Diversified global fund F&C Investment Trust (FCIT) has raised its dividend for the 50th successive year and committed to transition its portfolio to net zero carbon emissions by 2050 at the latest.
However, in today’s annual results statement, the world’s oldest investment trust also cautioned that risks to the outlook are ‘numerous’, with equity markets having ‘already discounted much of the good news’.
Unveiling results for the 2020 calendar year, F&C Investment Trust announced a final dividend of 3.4p which will bring the total dividend for 2020 to 12.1p, a 4.3% year-on-year increase and comfortably ahead of the 0.6% rise in CPI inflation.
This is the 50th consecutive increased annual dividend and the 153rd annual dividend payment from the storied trust.

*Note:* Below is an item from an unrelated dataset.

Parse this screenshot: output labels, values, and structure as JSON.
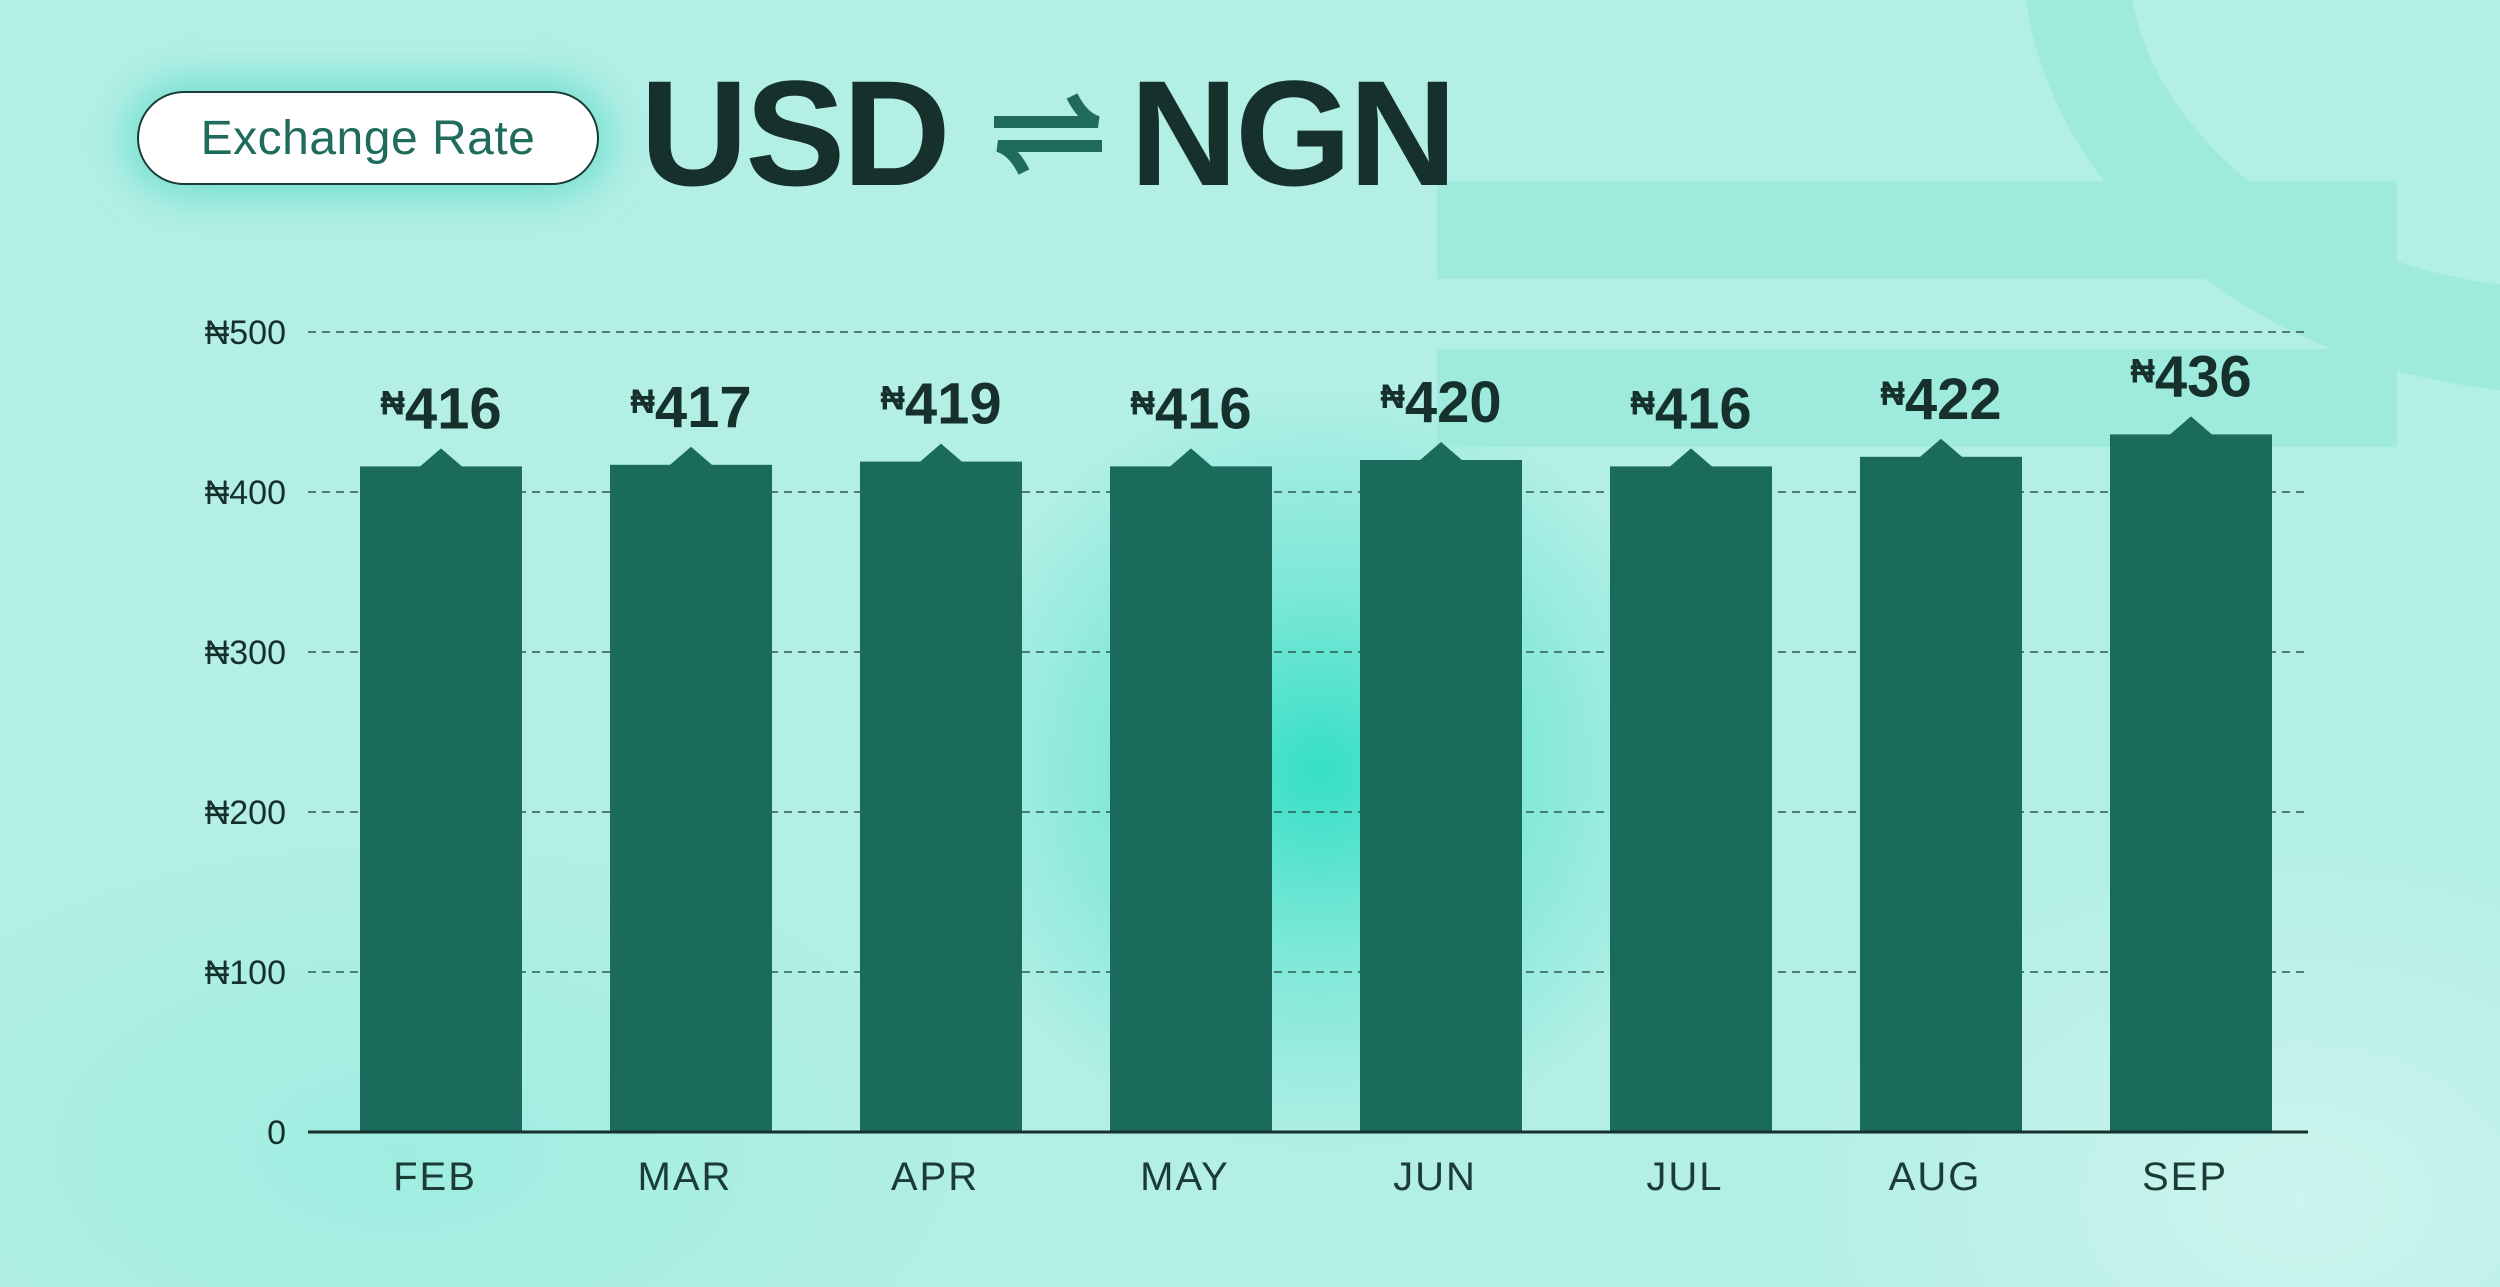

Analysts at Stifel pointed out that the dividend was ‘only 0.8 times covered by revenue earnings, with revenue reserves used to make up the shortfall and thereafter reserves will still exceed the cost of one year’s annual dividend’.
With a market cap of £4.15 billion, F&C Investment Trust is amongst the largest closed-end investment companies and was the first investment trust to launch, back in 1868.

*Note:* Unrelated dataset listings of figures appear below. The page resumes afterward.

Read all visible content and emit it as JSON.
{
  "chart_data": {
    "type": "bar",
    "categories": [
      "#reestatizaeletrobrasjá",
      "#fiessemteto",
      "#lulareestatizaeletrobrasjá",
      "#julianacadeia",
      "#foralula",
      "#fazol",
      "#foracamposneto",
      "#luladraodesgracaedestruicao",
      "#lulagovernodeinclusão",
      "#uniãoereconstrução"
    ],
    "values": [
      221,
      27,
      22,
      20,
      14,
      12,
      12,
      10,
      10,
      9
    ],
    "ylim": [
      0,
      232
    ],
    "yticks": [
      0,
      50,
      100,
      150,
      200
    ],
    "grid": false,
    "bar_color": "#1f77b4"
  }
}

Popular among retail investors, its reassuringly diversified portfolio provides access to most of the world’s stock markets and exposure to over 400 individual companies across the globe, including the likes of Amazon, Apple, Alibaba, Microsoft and Paypal.

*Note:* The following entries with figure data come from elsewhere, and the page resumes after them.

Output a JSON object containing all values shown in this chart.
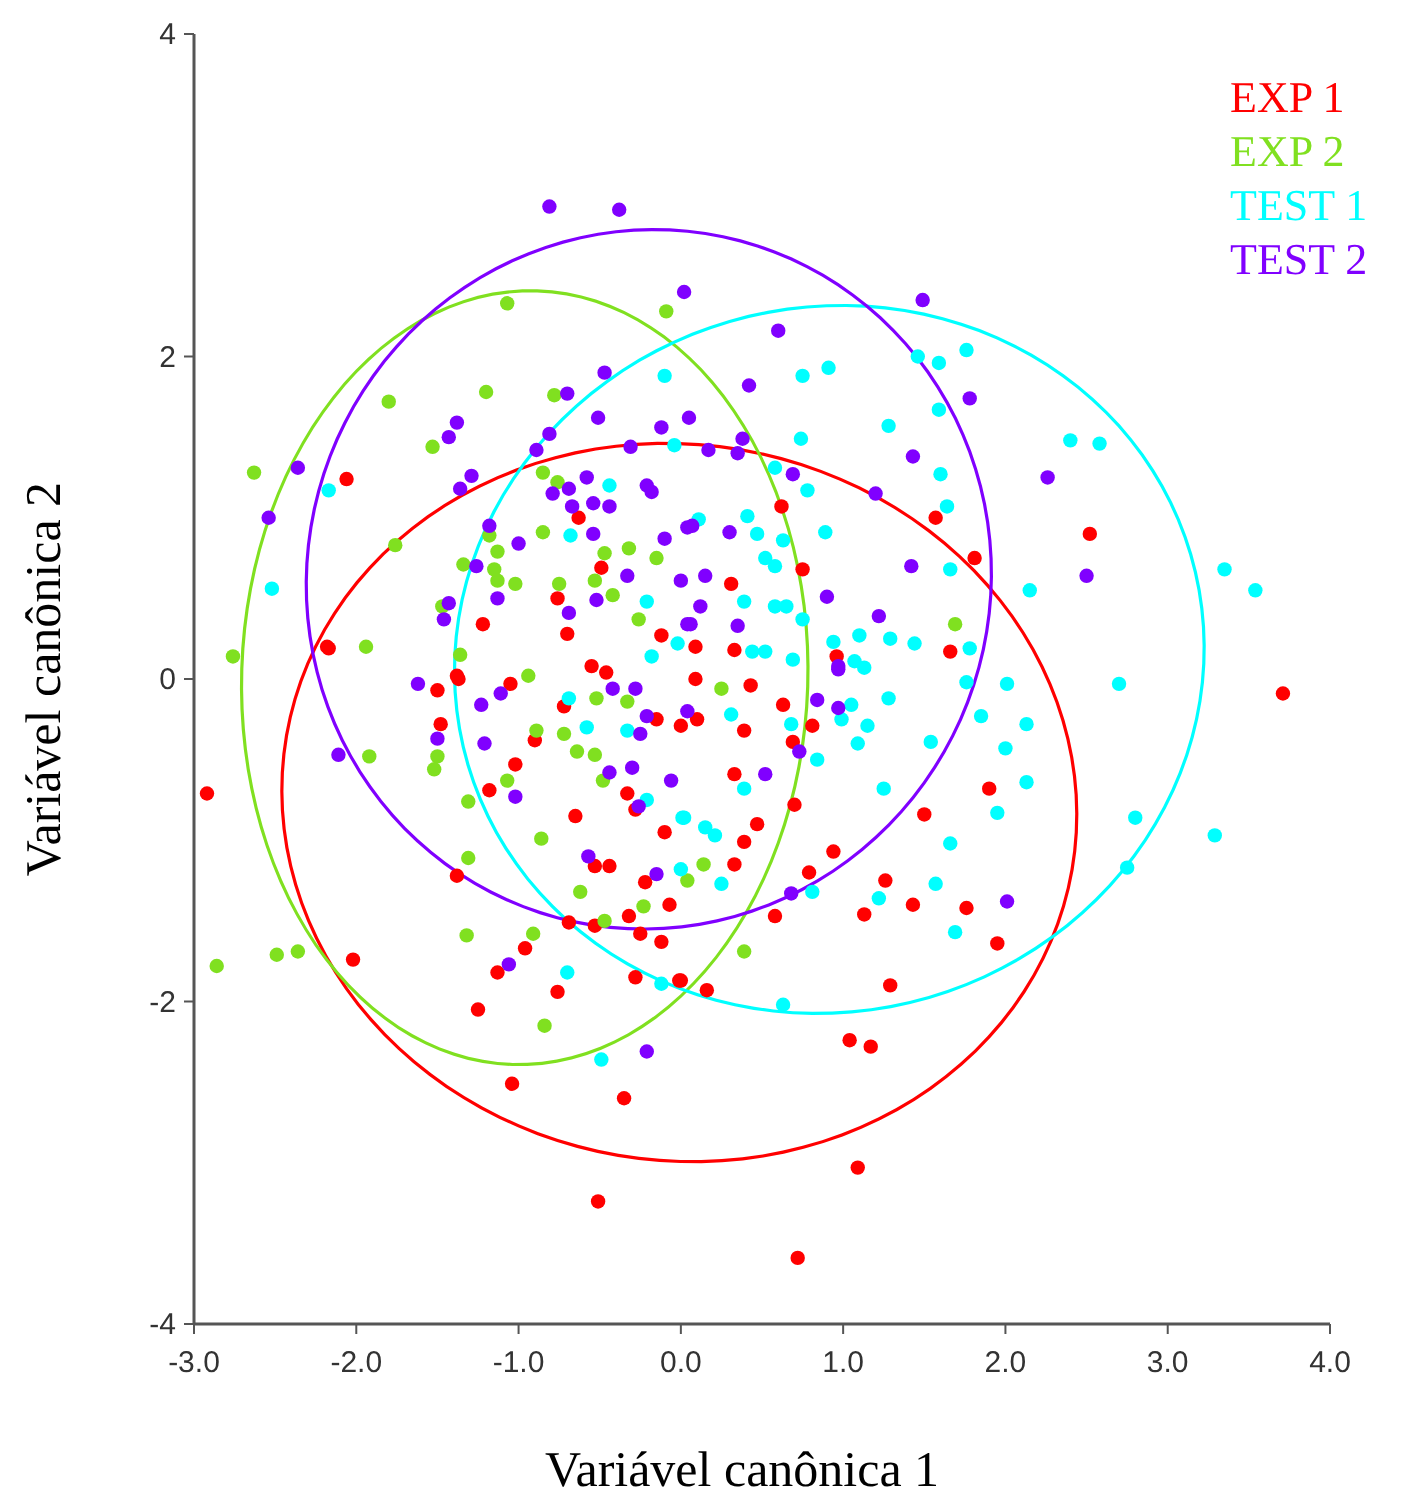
{
  "chart_data": {
    "type": "scatter",
    "xlabel": "Variável canônica 1",
    "ylabel": "Variável canônica 2",
    "xlim": [
      -3,
      4
    ],
    "xticks": [
      {
        "value": -3,
        "label": "-3.0"
      },
      {
        "value": -2,
        "label": "-2.0"
      },
      {
        "value": -1,
        "label": "-1.0"
      },
      {
        "value": 0,
        "label": "0.0"
      },
      {
        "value": 1,
        "label": "1.0"
      },
      {
        "value": 2,
        "label": "2.0"
      },
      {
        "value": 3,
        "label": "3.0"
      },
      {
        "value": 4,
        "label": "4.0"
      }
    ],
    "ylim": [
      -4,
      4
    ],
    "yticks": [
      -4,
      -2,
      0,
      2,
      4
    ],
    "grid": false,
    "legend": "top right",
    "marker": "circle",
    "series": [
      {
        "name": "EXP 1",
        "color": "#ff0000",
        "x": [
          -2.92,
          -2.06,
          -2.18,
          -2.02,
          -1.37,
          -1.48,
          -1.02,
          -1.18,
          -0.65,
          -1.38,
          -0.69,
          -0.53,
          -0.96,
          -1.13,
          -0.76,
          -1.25,
          -1.04,
          -0.35,
          -0.51,
          -0.28,
          -0.12,
          -0.25,
          -0.01,
          -0.32,
          -0.07,
          -0.22,
          -0.1,
          -0.44,
          -0.53,
          -0.33,
          -0.28,
          -0.72,
          -0.9,
          -1.05,
          -1.5,
          -0.15,
          0,
          -0.63,
          -0.49,
          -0.76,
          -1.22,
          -0.7,
          -2.17,
          -0.12,
          -0.55,
          -0.46,
          -1.38,
          0.62,
          1.57,
          0.75,
          1.81,
          2.52,
          0.31,
          0.09,
          0.33,
          0.96,
          1.66,
          0.09,
          0.43,
          0.63,
          0.1,
          0.39,
          0.81,
          0.33,
          0.69,
          0.7,
          0.47,
          0.39,
          0.33,
          0.94,
          0.79,
          0.58,
          1.13,
          1.26,
          1.43,
          1.76,
          1.5,
          1.9,
          1.95,
          1.29,
          0.16,
          0,
          1.04,
          1.17,
          1.09,
          0.72,
          3.71
        ],
        "values": [
          -0.71,
          1.24,
          0.2,
          -1.74,
          0,
          -0.28,
          -0.53,
          -0.69,
          -0.85,
          -1.22,
          -1.51,
          -1.53,
          -1.67,
          -1.82,
          -1.94,
          -2.05,
          -2.51,
          -2.6,
          -3.24,
          -1.85,
          -1.63,
          -1.58,
          -1.87,
          -1.47,
          -1.4,
          -1.26,
          -0.95,
          -1.16,
          -1.16,
          -0.71,
          -0.81,
          -0.17,
          -0.38,
          -0.03,
          -0.07,
          -0.25,
          -0.29,
          1,
          0.69,
          0.5,
          0.34,
          0.28,
          0.19,
          0.27,
          0.08,
          0.04,
          0.02,
          1.07,
          1,
          0.68,
          0.75,
          0.9,
          0.59,
          0.2,
          0.18,
          0.14,
          0.17,
          0,
          -0.04,
          -0.16,
          -0.25,
          -0.32,
          -0.29,
          -0.59,
          -0.39,
          -0.78,
          -0.9,
          -1.01,
          -1.15,
          -1.07,
          -1.2,
          -1.47,
          -1.46,
          -1.25,
          -1.4,
          -1.42,
          -0.84,
          -0.68,
          -1.64,
          -1.9,
          -1.93,
          -1.87,
          -2.24,
          -2.28,
          -3.03,
          -3.59,
          -0.09
        ]
      },
      {
        "name": "EXP 2",
        "color": "#80e020",
        "x": [
          -1.07,
          -0.09,
          -1.8,
          -1.2,
          -0.78,
          -1.53,
          -2.63,
          -0.85,
          -0.76,
          -1.76,
          -0.85,
          -1.18,
          -1.13,
          -1.34,
          -1.15,
          -1.13,
          -1.02,
          -0.75,
          -0.53,
          -0.47,
          -0.32,
          -0.15,
          -0.42,
          -0.26,
          -1.47,
          -1.94,
          -2.76,
          -1.36,
          -0.94,
          -0.52,
          -0.33,
          -0.89,
          -0.72,
          -0.64,
          -0.53,
          -1.5,
          -1.52,
          -1.92,
          -1.07,
          -0.48,
          -1.31,
          -0.86,
          -1.31,
          -0.62,
          -0.23,
          -0.47,
          -1.32,
          -0.91,
          -2.86,
          -2.49,
          -2.36,
          -0.84,
          0.04,
          1.69,
          0.25,
          0.14,
          0.39
        ],
        "values": [
          2.33,
          2.28,
          1.72,
          1.78,
          1.76,
          1.44,
          1.28,
          1.28,
          1.22,
          0.83,
          0.91,
          0.89,
          0.79,
          0.71,
          0.68,
          0.61,
          0.59,
          0.59,
          0.61,
          0.78,
          0.81,
          0.75,
          0.52,
          0.37,
          0.45,
          0.2,
          0.14,
          0.15,
          0.02,
          -0.12,
          -0.14,
          -0.32,
          -0.34,
          -0.45,
          -0.47,
          -0.48,
          -0.56,
          -0.48,
          -0.63,
          -0.63,
          -0.76,
          -0.99,
          -1.11,
          -1.32,
          -1.41,
          -1.5,
          -1.59,
          -1.58,
          -1.78,
          -1.71,
          -1.69,
          -2.15,
          -1.25,
          0.34,
          -0.06,
          -1.15,
          -1.69
        ]
      },
      {
        "name": "TEST 1",
        "color": "#00ffff",
        "x": [
          -2.17,
          -2.52,
          -0.1,
          -0.44,
          -0.68,
          -0.04,
          -0.21,
          -0.18,
          -0.02,
          1.46,
          1.59,
          1.76,
          0.75,
          0.91,
          1.59,
          1.28,
          0.74,
          2.4,
          2.58,
          0.58,
          0.78,
          1.6,
          1.64,
          0.41,
          0.47,
          0.63,
          0.89,
          0.52,
          0.58,
          1.66,
          2.15,
          3.35,
          3.54,
          0.39,
          0.58,
          0.65,
          0.75,
          1.1,
          1.29,
          1.44,
          0.94,
          0.44,
          0.52,
          0.69,
          1.07,
          1.13,
          1.78,
          0.11,
          1.76,
          2.01,
          2.7,
          1.28,
          1.85,
          2.13,
          1.05,
          1.15,
          0.99,
          0.68,
          0.31,
          1.09,
          1.54,
          2,
          0.84,
          0.39,
          1.25,
          2.13,
          1.95,
          0.02,
          0.15,
          0.21,
          1.66,
          2.8,
          3.29,
          2.75,
          1.57,
          1.22,
          0.81,
          0.25,
          1.69,
          0.63,
          -0.69,
          -0.58,
          -0.33,
          -0.21,
          0.01,
          0,
          -0.7,
          -0.12,
          -0.49
        ],
        "values": [
          1.17,
          0.56,
          1.88,
          1.2,
          0.89,
          1.45,
          0.48,
          0.14,
          0.22,
          2,
          1.96,
          2.04,
          1.88,
          1.93,
          1.67,
          1.57,
          1.49,
          1.48,
          1.46,
          1.31,
          1.17,
          1.27,
          1.07,
          1.01,
          0.9,
          0.86,
          0.91,
          0.75,
          0.7,
          0.68,
          0.55,
          0.68,
          0.55,
          0.48,
          0.45,
          0.45,
          0.37,
          0.27,
          0.25,
          0.22,
          0.23,
          0.17,
          0.17,
          0.12,
          0.11,
          0.07,
          0.19,
          0.99,
          -0.02,
          -0.03,
          -0.03,
          -0.12,
          -0.23,
          -0.28,
          -0.16,
          -0.29,
          -0.25,
          -0.28,
          -0.22,
          -0.4,
          -0.39,
          -0.43,
          -0.5,
          -0.68,
          -0.68,
          -0.64,
          -0.83,
          -0.86,
          -0.92,
          -0.97,
          -1.02,
          -0.86,
          -0.97,
          -1.17,
          -1.27,
          -1.36,
          -1.32,
          -1.27,
          -1.57,
          -2.02,
          -0.12,
          -0.3,
          -0.32,
          -0.75,
          -0.86,
          -1.18,
          -1.82,
          -1.89,
          -2.36
        ]
      },
      {
        "name": "TEST 2",
        "color": "#8000ff",
        "x": [
          -0.81,
          -0.38,
          0.02,
          -0.47,
          -0.7,
          -0.51,
          -1.38,
          -1.43,
          -0.81,
          -0.89,
          -0.31,
          -0.12,
          -2.36,
          -2.54,
          -1.29,
          -1.36,
          -0.58,
          -0.69,
          -0.79,
          -0.21,
          -0.18,
          -0.67,
          -0.54,
          -0.44,
          -1.18,
          -0.54,
          -1,
          -0.1,
          0.04,
          -1.26,
          -0.33,
          0,
          -1.13,
          -0.52,
          -0.69,
          -1.43,
          -1.46,
          0.04,
          1.49,
          0.6,
          0.42,
          1.78,
          0.05,
          0.38,
          0.17,
          0.35,
          0.69,
          1.43,
          2.26,
          1.2,
          0.07,
          0.3,
          1.42,
          2.5,
          0.15,
          0.12,
          0.9,
          1.22,
          0.06,
          0.35,
          0.97,
          -1.62,
          -1.23,
          -1.11,
          -0.42,
          -0.28,
          -1.5,
          -1.21,
          -0.25,
          -0.21,
          -2.11,
          -1.02,
          -0.44,
          -0.3,
          -0.06,
          -0.26,
          -0.57,
          -0.15,
          -1.06,
          -0.21,
          0.97,
          0.84,
          0.97,
          0.73,
          0.52,
          0.04,
          0.68,
          2.01
        ],
        "values": [
          2.93,
          2.91,
          2.4,
          1.9,
          1.77,
          1.62,
          1.59,
          1.5,
          1.52,
          1.42,
          1.44,
          1.56,
          1.31,
          1,
          1.26,
          1.18,
          1.25,
          1.18,
          1.15,
          1.2,
          1.16,
          1.07,
          1.09,
          1.07,
          0.95,
          0.9,
          0.84,
          0.87,
          0.94,
          0.7,
          0.64,
          0.61,
          0.5,
          0.49,
          0.41,
          0.47,
          0.37,
          0.34,
          2.35,
          2.16,
          1.82,
          1.74,
          1.62,
          1.49,
          1.42,
          1.4,
          1.27,
          1.38,
          1.25,
          1.15,
          0.95,
          0.91,
          0.7,
          0.64,
          0.64,
          0.45,
          0.51,
          0.39,
          0.34,
          0.33,
          0.08,
          -0.03,
          -0.16,
          -0.09,
          -0.06,
          -0.06,
          -0.37,
          -0.4,
          -0.34,
          -0.23,
          -0.47,
          -0.73,
          -0.58,
          -0.55,
          -0.63,
          -0.79,
          -1.1,
          -1.21,
          -1.77,
          -2.31,
          0.06,
          -0.13,
          -0.18,
          -0.45,
          -0.59,
          -0.2,
          -1.33,
          -1.38
        ]
      }
    ]
  }
}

According to Stifel, tumultuous 2020 proved a ‘reasonable year’ for the trust, which delivered a 12.3% net asset value total return, in line with the benchmark. The private equity portfolio performed strongly, as did the US, the trust’s largest geographic exposure, thanks to high-flying growth stocks, though the two disappointing areas were global strategies and emerging markets.
Whilst the trust has been ‘resilient, responsible and prosperous for over 150 years’, chairman Beatrice Hollond warned risks to the outlook are ‘numerous’.
Though Hollond expects better growth as this year progresses, and a consequent improvement in corporate earnings, she warned equity markets ‘have already discounted much of the good news. Valuations are being buoyed by unprecedented monetary and fiscal stimulus and, while we should expect support for some time to come, disappointment on earnings delivery or, critically, on inflation, could give rise to volatility and even a sharp setback in equity markets.’
NET ZERO BY 2050
In the belief climate change is ‘the defining challenge of modern times’, BMO-managed F&C Investment Trust also announced a commitment to transition its portfolio to ‘net zero carbon emissions by 2050 at the latest’.
Fund manager Paul Niven commented: ‘2020 may come to be regarded as the year in which sustainable investing came of age. We see great opportunity for shareholder returns to be enhanced through a focus on companies engaging in sustainable business practices.’